Des élections qui viennent trop tôt, et c’est le risque du chaos, notamment du fait de la présence de formations islamistes, pour ne pas dire salafistes, bien décidées à tordre le cou à la démocratie.
On pourrait le croire avec l’annonce de la tenue, le 7 juillet 2012 (et si tout va bien) du premier scrutin pluraliste qu’ait jamais connu ce pays depuis son indépendance. Près de 2,5 millions d’électeurs vont pouvoir désigner 200 députés qui siégeront à l’Assemblée constituante.
A ce jour, près de 4.000 candidats sont en lice, la grande majorité d’entre eux se présentant sous l’étiquette d’indépendants. Pour mémoire, ce scrutin était prévu pour le 19 juin mais les autorités libyennes ont préféré le reporter.
Selon Nouri al-Abbar, président de la Commission électorale (il a pris ses fonctions le 12 février), des problèmes «techniques et logistiques» justifieraient ce report.
Enregistrement tardif d’électeurs, examen des recours des candidatures rejetées (souvent pour appartenance à l’ancien régime), sécurisation des bureaux de vote: Nouri al-Abbar a lui-même concédé qu’organiser des élections à peine huit mois après la chute de Kadhafi relève de l’exploit.

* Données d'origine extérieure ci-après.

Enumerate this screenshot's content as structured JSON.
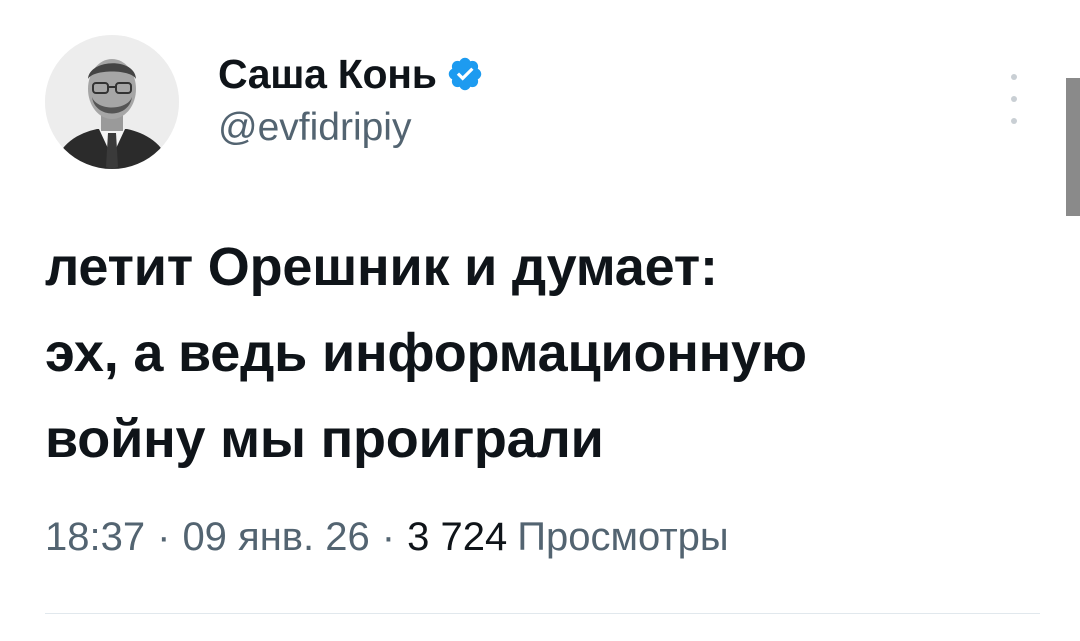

Présents pour soutenir le processus électoral, des experts de l’Organisation des Nations unies (ONU) ont approuvé ce report.
Décaler le vote de trois semaines
Il reste à savoir si le fait de décaler le vote de trois semaines suffira. Malgré les déclarations optimistes des membres du Conseil national de transition (CNT), le pays est loin d’être stabilisé.

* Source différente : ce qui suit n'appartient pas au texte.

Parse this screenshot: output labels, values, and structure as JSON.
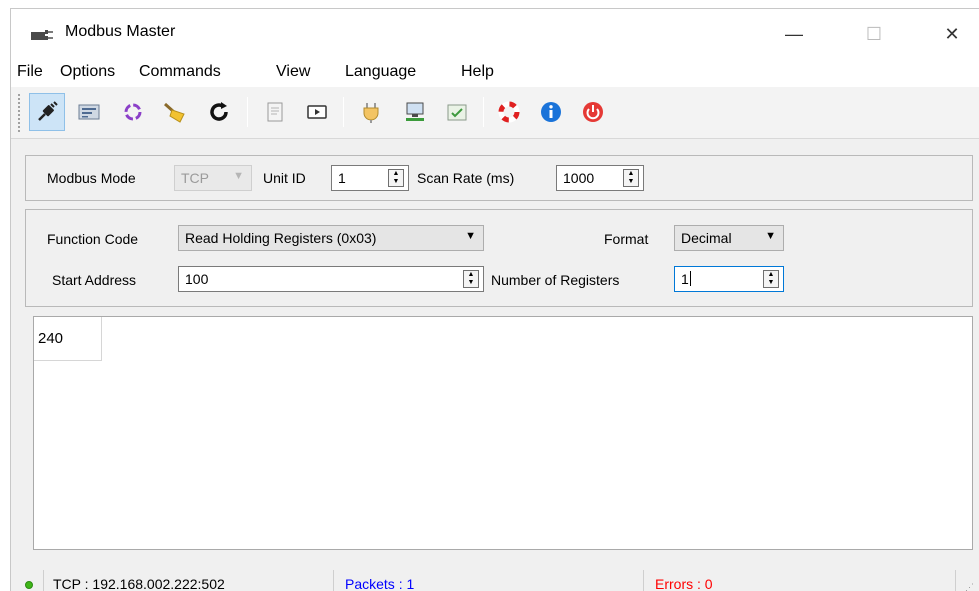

La semaine dernière, des affrontements tribaux dans le sud-est libyen —sur fond de guerre entre gangs de contrebandiers— a fait au moins une vingtaine de morts et plusieurs dizaines de blessés.
Dans le Nord, les milices continuent de faire la loi dans les grandes villes et aucune, jusqu’à présent, n’a accepté de rendre ses armes. Le CNT lui-même a du mal à se faire entendre et respecter. Ainsi, le Conseil a-t-il préféré se laver les mains de l’arrestation de quatre membres de la Cour pénale internationale parmi lesquels l’avocate australienne Melinda Taylor.
Venue rencontrer Saïf al-Islam, le fils Kadhafi détenu par une faction libyenne qui refuse de le livrer au CNT et encore moins à la CPI. Selon les médias australiens, les Libyens exigeraient que les membres de la CPI livrent des informations à propos de Mohammed Ismail, ex-bras droit de Saïf al-Islam, pour être libérés. Du jamais vu du côté de la Cour pénale où l’on insiste sur le caractère neutre de cette organisation.
Fragilité du nouveau pouvoir central libyen
Cette fragilité du nouveau pouvoir central libyen et la persistance de la violence aux quatre coins du pays, obligent à s’interroger sur l’opportunité réelle d’organiser des élections.
Certes, l’exigence démocratique veut que le peuple libyen puisse faire son choix après plusieurs décennies de dictature (laquelle considérait le fait de voter comme une hérésie occidentale à bannir). Mais, dans le même temps, quelle valeur peut avoir un scrutin dans de telles conditions?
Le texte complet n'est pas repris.